Kelompok kecil kuli yang lain tampak perlahan mendorong dan menarik gerobak beroda dua yang besar dan sarat dengan kayu bakar atau batang bambu. Jarang sekali kami lihat lembu atau kuda asli yang kecil digunakan untuk menarik gerobak.
!break!
Sementara itu, pepohonan di kebun yang rimbun di sepanjang jalan menghasilkan berbagai jenis buah atau bahan makanan dan bahan baku lainnya. Kami melihat tebu, kedelai, nyiur, pisang, mangga, sukun, karet, kapuk, dan damar, serta banyak tumbuhan yang bermanfaat secara ekonomis lainnya, termasuk bambu yang ada di mana-mana.
Tionghoa Korban Kebencian Pribumi
Di Buitenzorg (disebut Bogor oleh Republik) kami menurunkan kecepatan untuk melihat istana mengesankan yang menjadi tempat tinggal Gubernur Jenderal Hindia Belanda sebelum perang. Akhirnya, kami berhenti untuk mencari tahu soal kerumunan orang berpakaian compang-camping yang mengantre tak teratur di depan sebuah bangunan kantor kecil.
Kami mendapati, orang-orang miskin itu dari etnik Tionghoa, kebanyakan peranakan, yang kehilangan rumah dan harta benda selama masa perang dunia dan revolusi. Mereka tengah menunggu pembagian bahan pokok mingguan dari organisasi bantuan Tionghoa yang bekerjasama dengan Palang Merah Belanda.
Dari Buitenzorg yang menyenangkan, tetapi penuh tanda-tanda bekas perang, jalan menanjak tajam memasuki panorama gunung pedalaman Jawa nan permai.
Sesekali kami berpapasan dengan truk tentara Belanda yang meluncur turun di jalan yang berkelok-kelok itu. Untuk memberi jalan bagi truk yang dikemudikan pemuda Belanda berpakaian khaki bertampang kasar itu, para petani kecil yang kekar berkeringat sengaja menepi sambil tetap mengusung beban berat mereka.
Petani Sibuk di Ladang yang Telah Lama Terbengkalai
Di beberapa lokasi, perkebunan teh di lereng gunung yang curam menunjukkan tanda-tanda bahwa perkebunan itu tak terurus selama pendudukan Jepang dan gonjang-ganjing revolusi setelahnya. Rusaknya sistem pengairan yang rumit juga menyebabkan beberapa petak sawah mengering.
Namun, kini di mana-mana terlihat petani sedang bekerja, mencari sedikit nafkah dari tanah yang kaya yang menampung banyak penduduk tersebut. Lelaki dan perempuan membawa padi yang menguning dari sawah dengan rengkong, pikulan bambu, yang terlihat di mana-mana.
Di satu desa kecil, pemuka desa tengah berkumpul untuk pertemuan mingguan di balai desa sederhana yang terbuka.

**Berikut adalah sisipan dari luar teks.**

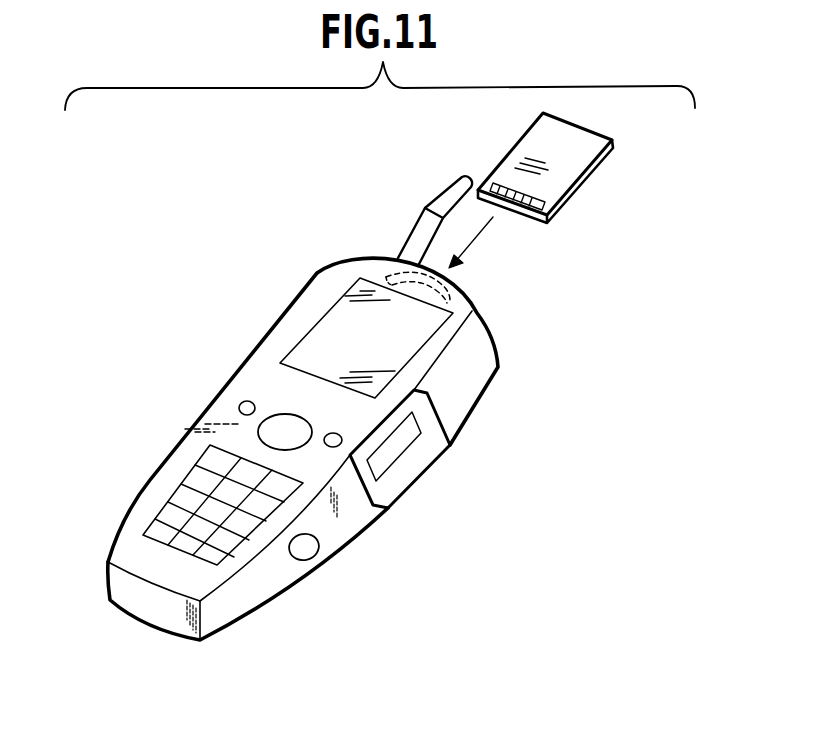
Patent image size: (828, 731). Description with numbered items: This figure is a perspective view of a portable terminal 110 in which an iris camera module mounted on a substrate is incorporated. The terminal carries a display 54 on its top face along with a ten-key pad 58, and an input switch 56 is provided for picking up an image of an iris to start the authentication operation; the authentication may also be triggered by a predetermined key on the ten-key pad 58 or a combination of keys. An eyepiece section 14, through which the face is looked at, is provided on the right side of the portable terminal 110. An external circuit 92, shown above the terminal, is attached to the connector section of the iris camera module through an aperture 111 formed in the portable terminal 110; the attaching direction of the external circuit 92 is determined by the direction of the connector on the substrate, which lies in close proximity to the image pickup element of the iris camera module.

The portable terminal 110 is at (321, 270).
The display 54 is at (420, 353).
The ten-key pad 58 is at (188, 473).
The eyepiece section 14 is at (452, 446).
The input switch 56 is at (320, 549).
The external circuit 92 is at (610, 163).
The aperture 111 is at (468, 291).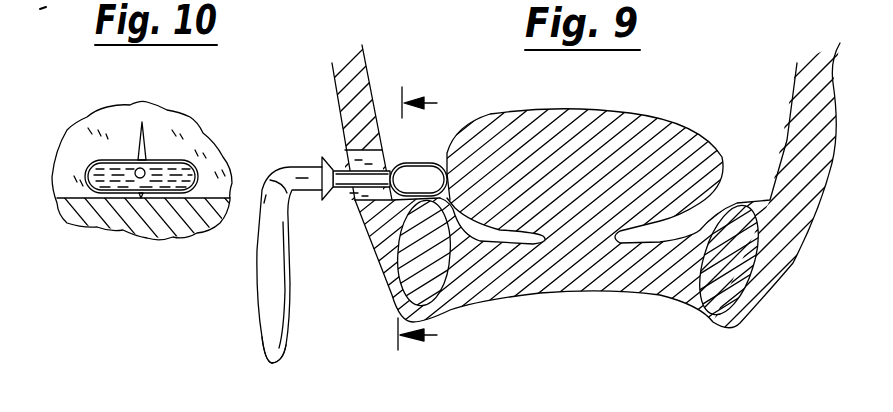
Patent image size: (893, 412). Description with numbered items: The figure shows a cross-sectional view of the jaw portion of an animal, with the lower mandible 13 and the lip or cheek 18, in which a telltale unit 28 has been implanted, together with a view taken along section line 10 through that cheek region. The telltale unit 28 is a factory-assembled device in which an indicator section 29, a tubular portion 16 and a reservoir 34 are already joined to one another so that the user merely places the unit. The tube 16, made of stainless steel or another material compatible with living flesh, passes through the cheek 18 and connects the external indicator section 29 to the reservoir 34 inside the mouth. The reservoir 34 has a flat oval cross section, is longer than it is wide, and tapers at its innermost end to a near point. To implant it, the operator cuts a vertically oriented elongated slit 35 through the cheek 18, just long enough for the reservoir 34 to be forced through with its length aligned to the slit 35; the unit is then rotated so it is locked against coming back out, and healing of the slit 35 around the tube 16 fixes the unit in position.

Dengan rasa bangga yang kentara, sejumlah pengurus desa membawa tas kantor yang menggembung dan lusuh, seolah telah menempuh tak hanya satu tetapi banyak perang. Tas kantor dan pulpen tampaknya menjadi simbol kemakmuran dan martabat di kalangan orang Indonesia yang buta huruf.
!break!
Di puncak pas, satuan penjaga yang terdiri atas empat tentara Belanda yang muda tampak santai. Wajah mereka menyenangkan dan kelakarnya yang ramah mengingatkan saya kepada tentara AS yang saya temui di Eropa.
Sama seperti tentara AS di luar negeri, mereka juga rindu kampung halaman. Pemandangan indah, iklim gunung yang sejuk, dan kehidupan mereka yang sudah relatif mudah—setelah pos depan dan konvoi tak lagi ditembaki gerilyawan Republik—tak dapat mengusir kerinduan terhadap tanah air mereka yang kecil dan rapi. Tak jauh dari tempat itu terdapat makam tiga tentara Belanda yang tewas di tangan penembak jitu.
Ayam untuk Aduan, Bukan Makanan
Setelah makan siang di rumah pegawai kabupaten Cianjur yang punya istri cantik berambut pirang, mobil meninggalkan jalan raya menuju sekolah yang diasuh oleh kawan lama Van der Plas, seorang haji yang menjadi penghulu wilayah itu.